To rousing applause, director Rithy Panh collected the award at a
ceremony Saturday night, expressing his gratitude to be able "to have
the freedom to do the films I want to do."
Panh's film, based on his nightmarish memoir "The Elimination,"
documents his own family's experience under the heavy-handed Communist
Party's Khmer Rouge, which resulted in the death of his parents and
sisters.
The "Un Certain Regard" accolade, presented one day before the Palme
d'Or and decided by a jury of cinema insiders, rewards works from
up-and-coming filmmakers or those that transmit original messages and
aesthetics.
The premise of the "missing picture" in the film is that because of
censorship within Cambodia, no photo exists that documents the
atrocities committed against Panh's his family and relatives during Pol
Pot's four-year reign of terror from 1975 to 1979.
The tale is told using old documentary footage, or whatever footage
remained from the time, which was mainly of propaganda by the
dictatorship. To represent his deceased relatives, Panh used hundreds of
carefully carved clay figures.
He praised all of the 18 works, which, as well as including several
directorial debuts, were made up of a handful from well-known filmmakers
such as Sofia Coppola, who opened the category with "The Bling Ring."

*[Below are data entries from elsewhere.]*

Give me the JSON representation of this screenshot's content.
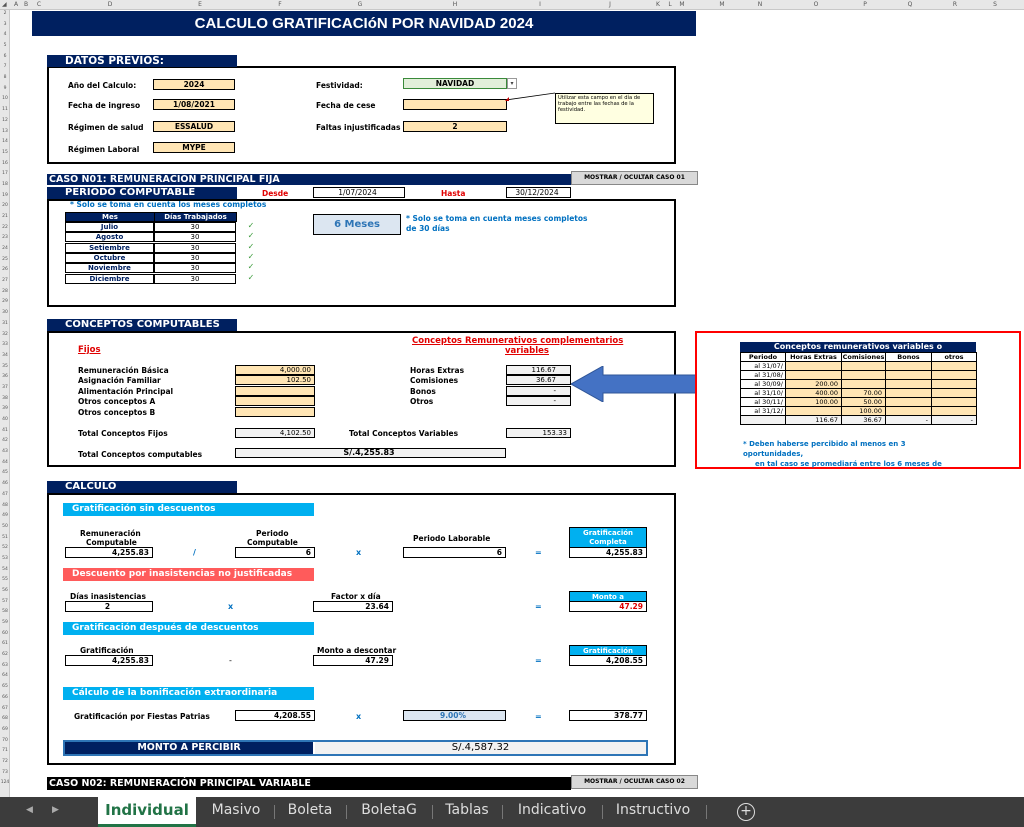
{
  "title": "CALCULO GRATIFICACIóN POR NAVIDAD 2024",
  "col_headers": [
    "A",
    "B",
    "C",
    "D",
    "E",
    "F",
    "G",
    "H",
    "I",
    "J",
    "K",
    "L",
    "M",
    "N",
    "O",
    "P",
    "Q",
    "R",
    "S"
  ],
  "row_headers": [
    "2",
    "3",
    "4",
    "5",
    "6",
    "7",
    "8",
    "9",
    "10",
    "11",
    "12",
    "13",
    "14",
    "15",
    "16",
    "17",
    "18",
    "19",
    "20",
    "21",
    "22",
    "23",
    "24",
    "25",
    "26",
    "27",
    "28",
    "29",
    "30",
    "31",
    "32",
    "33",
    "34",
    "35",
    "36",
    "37",
    "38",
    "39",
    "40",
    "41",
    "42",
    "43",
    "44",
    "45",
    "46",
    "47",
    "48",
    "49",
    "50",
    "51",
    "52",
    "53",
    "54",
    "55",
    "56",
    "57",
    "58",
    "59",
    "60",
    "61",
    "62",
    "63",
    "64",
    "65",
    "66",
    "67",
    "68",
    "69",
    "70",
    "71",
    "72",
    "73",
    "124"
  ],
  "datos_previos": {
    "header": "DATOS PREVIOS:",
    "anio_label": "Año del Calculo:",
    "anio_value": "2024",
    "ingreso_label": "Fecha de ingreso",
    "ingreso_value": "1/08/2021",
    "salud_label": "Régimen de salud",
    "salud_value": "ESSALUD",
    "laboral_label": "Régimen Laboral",
    "laboral_value": "MYPE",
    "festividad_label": "Festividad:",
    "festividad_value": "NAVIDAD",
    "cese_label": "Fecha de cese",
    "cese_value": "",
    "faltas_label": "Faltas injustificadas",
    "faltas_value": "2",
    "comment": "Utilizar esta campo en el día de trabajo entre las fechas de la festividad."
  },
  "caso1": {
    "header": "CASO N01: REMUNERACIÓN PRINCIPAL FIJA",
    "toggle": "MOSTRAR / OCULTAR CASO 01",
    "periodo_label": "PERIODO COMPUTABLE",
    "desde_label": "Desde",
    "desde_value": "1/07/2024",
    "hasta_label": "Hasta",
    "hasta_value": "30/12/2024",
    "note1": "* Solo se toma en cuenta los meses completos",
    "mes_col": "Mes",
    "dias_col": "Días Trabajados",
    "meses": [
      {
        "mes": "Julio",
        "dias": "30",
        "ok": "✓"
      },
      {
        "mes": "Agosto",
        "dias": "30",
        "ok": "✓"
      },
      {
        "mes": "Setiembre",
        "dias": "30",
        "ok": "✓"
      },
      {
        "mes": "Octubre",
        "dias": "30",
        "ok": "✓"
      },
      {
        "mes": "Noviembre",
        "dias": "30",
        "ok": "✓"
      },
      {
        "mes": "Diciembre",
        "dias": "30",
        "ok": "✓"
      }
    ],
    "meses_total": "6 Meses",
    "note2a": "* Solo se toma en cuenta meses completos",
    "note2b": "de 30 días"
  },
  "conceptos": {
    "header": "CONCEPTOS COMPUTABLES",
    "fijos_label": "Fijos",
    "var_label_a": "Conceptos Remunerativos complementarios",
    "var_label_b": "variables",
    "fijos": [
      {
        "label": "Remuneración Básica",
        "value": "4,000.00"
      },
      {
        "label": "Asignación Familiar",
        "value": "102.50"
      },
      {
        "label": "Alimentación Principal",
        "value": ""
      },
      {
        "label": "Otros conceptos A",
        "value": ""
      },
      {
        "label": "Otros conceptos B",
        "value": ""
      }
    ],
    "variables": [
      {
        "label": "Horas Extras",
        "value": "116.67"
      },
      {
        "label": "Comisiones",
        "value": "36.67"
      },
      {
        "label": "Bonos",
        "value": "-"
      },
      {
        "label": "Otros",
        "value": "-"
      }
    ],
    "total_fijos_label": "Total Conceptos Fijos",
    "total_fijos_value": "4,102.50",
    "total_var_label": "Total Conceptos Variables",
    "total_var_value": "153.33",
    "total_comp_label": "Total Conceptos computables",
    "total_comp_value": "S/.4,255.83"
  },
  "variables_panel": {
    "header": "Conceptos remunerativos variables o",
    "cols": [
      "Periodo",
      "Horas Extras",
      "Comisiones",
      "Bonos",
      "otros"
    ],
    "rows": [
      [
        "al 31/07/",
        "",
        "",
        "",
        ""
      ],
      [
        "al 31/08/",
        "",
        "",
        "",
        ""
      ],
      [
        "al 30/09/",
        "200.00",
        "",
        "",
        ""
      ],
      [
        "al 31/10/",
        "400.00",
        "70.00",
        "",
        ""
      ],
      [
        "al 30/11/",
        "100.00",
        "50.00",
        "",
        ""
      ],
      [
        "al 31/12/",
        "",
        "100.00",
        "",
        ""
      ]
    ],
    "totals": [
      "",
      "116.67",
      "36.67",
      "-",
      "-"
    ],
    "note_a": "* Deben haberse percibido al menos en 3",
    "note_b": "oportunidades,",
    "note_c": "en tal caso se promediará entre los 6 meses de"
  },
  "calculo": {
    "header": "CALCULO",
    "sec1": "Gratificación sin descuentos",
    "rem_comp_a": "Remuneración",
    "rem_comp_b": "Computable",
    "rem_comp_value": "4,255.83",
    "div_op": "/",
    "periodo_comp_a": "Periodo",
    "periodo_comp_b": "Computable",
    "periodo_comp_value": "6",
    "x_op": "x",
    "periodo_lab_label": "Periodo Laborable",
    "periodo_lab_value": "6",
    "eq_op": "=",
    "grat_comp_a": "Gratificación",
    "grat_comp_b": "Completa",
    "grat_comp_value": "4,255.83",
    "sec2": "Descuento por inasistencias no justificadas",
    "dias_inas_label": "Días inasistencias",
    "dias_inas_value": "2",
    "factor_label": "Factor x día",
    "factor_value": "23.64",
    "monto_a_label": "Monto a",
    "monto_a_value": "47.29",
    "sec3": "Gratificación después de descuentos",
    "grat_label": "Gratificación",
    "grat_value": "4,255.83",
    "minus_op": "-",
    "monto_desc_label": "Monto a descontar",
    "monto_desc_value": "47.29",
    "grat_res_label": "Gratificación",
    "grat_res_value": "4,208.55",
    "sec4": "Cálculo de la bonificación extraordinaria",
    "fiestas_label": "Gratificación por Fiestas Patrias",
    "fiestas_value": "4,208.55",
    "pct_value": "9.00%",
    "bono_value": "378.77",
    "monto_label": "MONTO A PERCIBIR",
    "monto_value": "S/.4,587.32"
  },
  "caso2": {
    "header": "CASO N02: REMUNERACIÓN PRINCIPAL VARIABLE",
    "toggle": "MOSTRAR / OCULTAR CASO 02"
  },
  "sheet_tabs": [
    "Individual",
    "Masivo",
    "Boleta",
    "BoletaG",
    "Tablas",
    "Indicativo",
    "Instructivo"
  ],
  "active_tab": "Individual",
  "colors": {
    "navy": "#002060",
    "cyan": "#00b0f0",
    "red": "#e00000",
    "input": "#ffe5b4",
    "panel_border": "#ff0000",
    "arrow": "#4472c4"
  }
}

"This selection was ferociously non-sentimental but poetic nonetheless.
It was political, highly original, sometimes disturbing, varied, but
above all unforgettable," Vinterberg said.
"Clay figurines, extreme beauty, violence... systematic humiliation of
human nature... are images that will follow us for a long time...

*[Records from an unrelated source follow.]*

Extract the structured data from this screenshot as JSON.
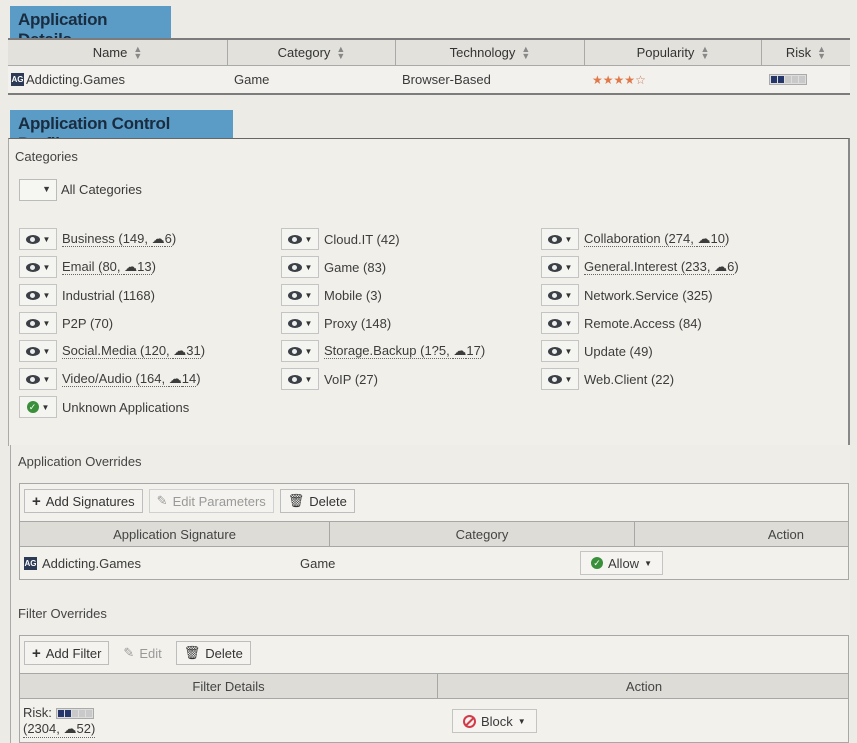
{
  "app_details": {
    "title": "Application Details",
    "columns": [
      "Name",
      "Category",
      "Technology",
      "Popularity",
      "Risk"
    ],
    "row": {
      "icon_text": "AG",
      "name": "Addicting.Games",
      "category": "Game",
      "technology": "Browser-Based",
      "popularity_stars": 4,
      "popularity_max": 5,
      "risk_level": 2,
      "risk_max": 5
    }
  },
  "profile": {
    "title": "Application Control Profile",
    "categories_label": "Categories",
    "all_categories_label": "All Categories",
    "categories": [
      {
        "label": "Business (149, ",
        "cloud": "6",
        "action": "monitor"
      },
      {
        "label": "Email (80, ",
        "cloud": "13",
        "action": "monitor"
      },
      {
        "label": "Industrial (1168)",
        "action": "monitor"
      },
      {
        "label": "P2P (70)",
        "action": "monitor"
      },
      {
        "label": "Social.Media (120, ",
        "cloud": "31",
        "action": "monitor"
      },
      {
        "label": "Video/Audio (164, ",
        "cloud": "14",
        "action": "monitor"
      },
      {
        "label": "Unknown Applications",
        "action": "allow"
      },
      {
        "label": "Cloud.IT (42)",
        "action": "monitor"
      },
      {
        "label": "Game (83)",
        "action": "monitor"
      },
      {
        "label": "Mobile (3)",
        "action": "monitor"
      },
      {
        "label": "Proxy (148)",
        "action": "monitor"
      },
      {
        "label": "Storage.Backup (1?5, ",
        "cloud": "17",
        "action": "monitor"
      },
      {
        "label": "VoIP (27)",
        "action": "monitor"
      },
      {
        "label": "Collaboration (274, ",
        "cloud": "10",
        "action": "monitor"
      },
      {
        "label": "General.Interest (233, ",
        "cloud": "6",
        "action": "monitor"
      },
      {
        "label": "Network.Service (325)",
        "action": "monitor"
      },
      {
        "label": "Remote.Access (84)",
        "action": "monitor"
      },
      {
        "label": "Update (49)",
        "action": "monitor"
      },
      {
        "label": "Web.Client (22)",
        "action": "monitor"
      }
    ]
  },
  "app_overrides": {
    "label": "Application Overrides",
    "buttons": {
      "add": "Add Signatures",
      "edit": "Edit Parameters",
      "delete": "Delete"
    },
    "columns": [
      "Application Signature",
      "Category",
      "Action"
    ],
    "row": {
      "icon_text": "AG",
      "signature": "Addicting.Games",
      "category": "Game",
      "action": "Allow"
    }
  },
  "filter_overrides": {
    "label": "Filter Overrides",
    "buttons": {
      "add": "Add Filter",
      "edit": "Edit",
      "delete": "Delete"
    },
    "columns": [
      "Filter Details",
      "Action"
    ],
    "row": {
      "risk_label": "Risk:",
      "risk_level": 2,
      "risk_max": 5,
      "count_prefix": "(2304, ",
      "cloud": "52",
      "count_suffix": ")",
      "action": "Block"
    }
  },
  "colors": {
    "title_bg": "#5a9cc6",
    "star": "#e0784a",
    "risk_on": "#25366a",
    "allow": "#3a8f3a",
    "block": "#d43b4a"
  }
}
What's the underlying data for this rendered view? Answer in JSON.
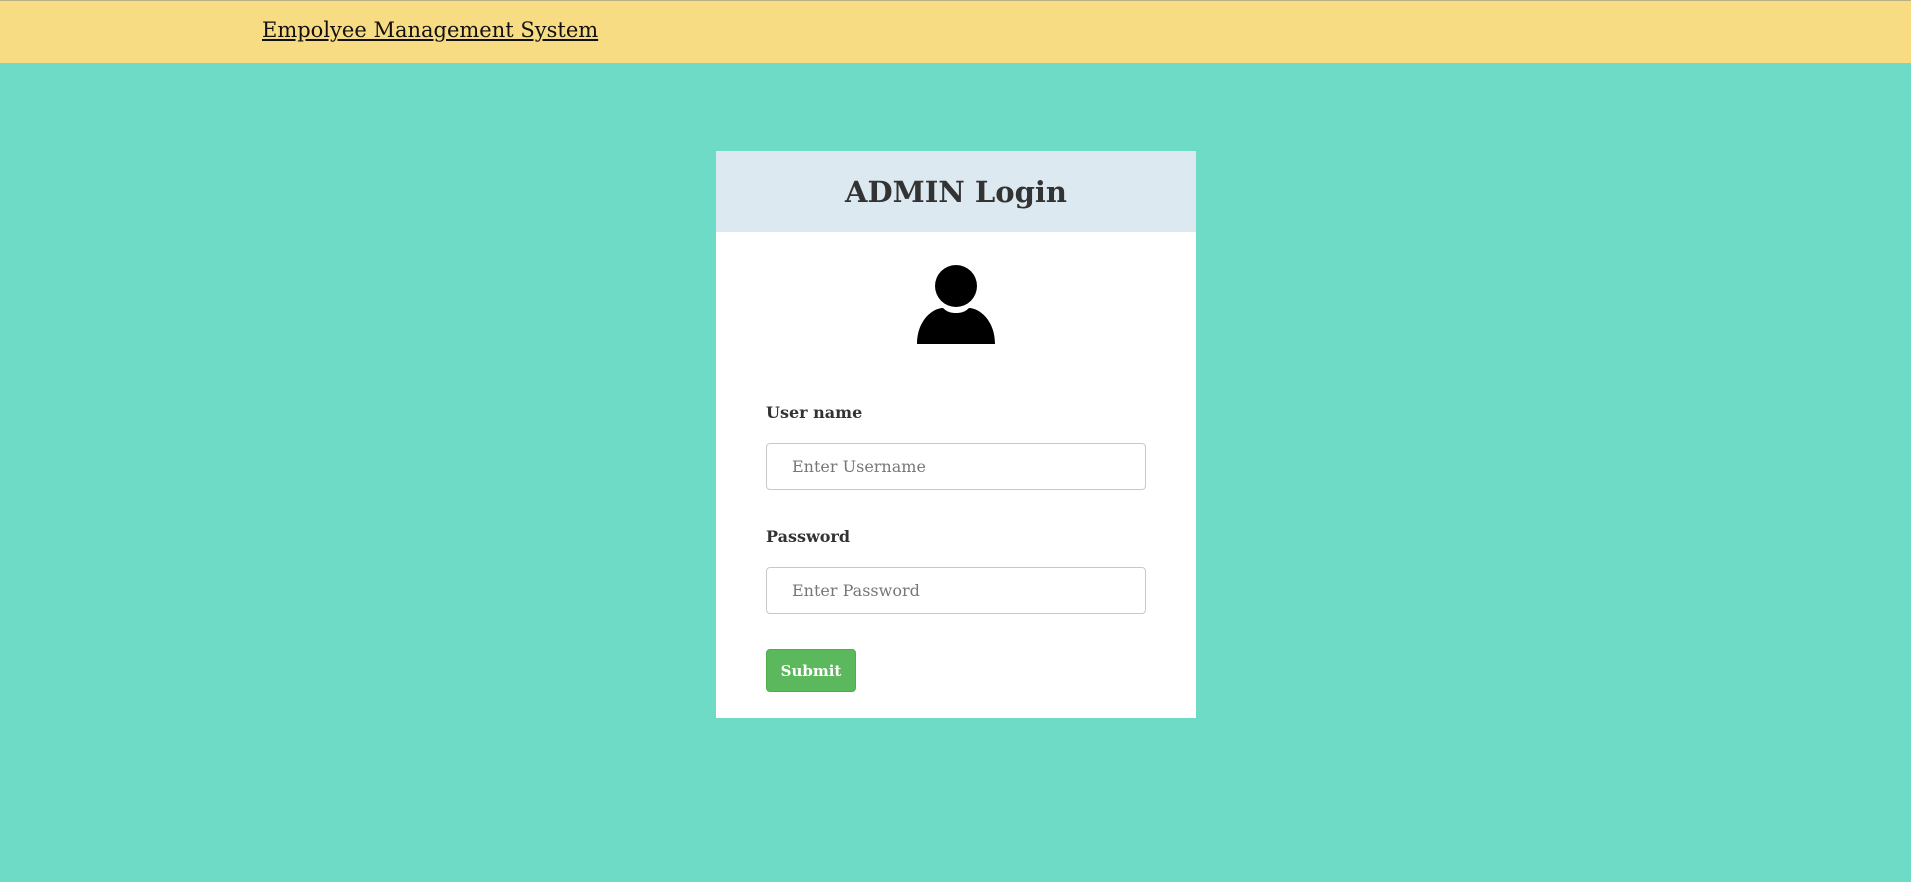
{
  "header": {
    "brand": "Empolyee Management System"
  },
  "login": {
    "title": "ADMIN Login",
    "avatar_icon": "user-icon",
    "username_label": "User name",
    "username_placeholder": "Enter Username",
    "username_value": "",
    "password_label": "Password",
    "password_placeholder": "Enter Password",
    "password_value": "",
    "submit_label": "Submit"
  },
  "colors": {
    "background": "#6edbc6",
    "topbar": "#f7dc83",
    "card_header": "#dde9f1",
    "submit": "#5cb85c"
  }
}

Moments that remain in our collective memory, a mirror of our
existence," he added.
The "Jury Prize," the category's secondary award, was awarded to the Palestinian film "Omar," a war-torn love story, directed by Hany Abu-Assad.
Vinterberg was one of a five-strong jury that included French actress
Ludivine Sagnier and Chinese starlet Zhang Ziyi, who came to the stage
wearing a sparkling white couture gown.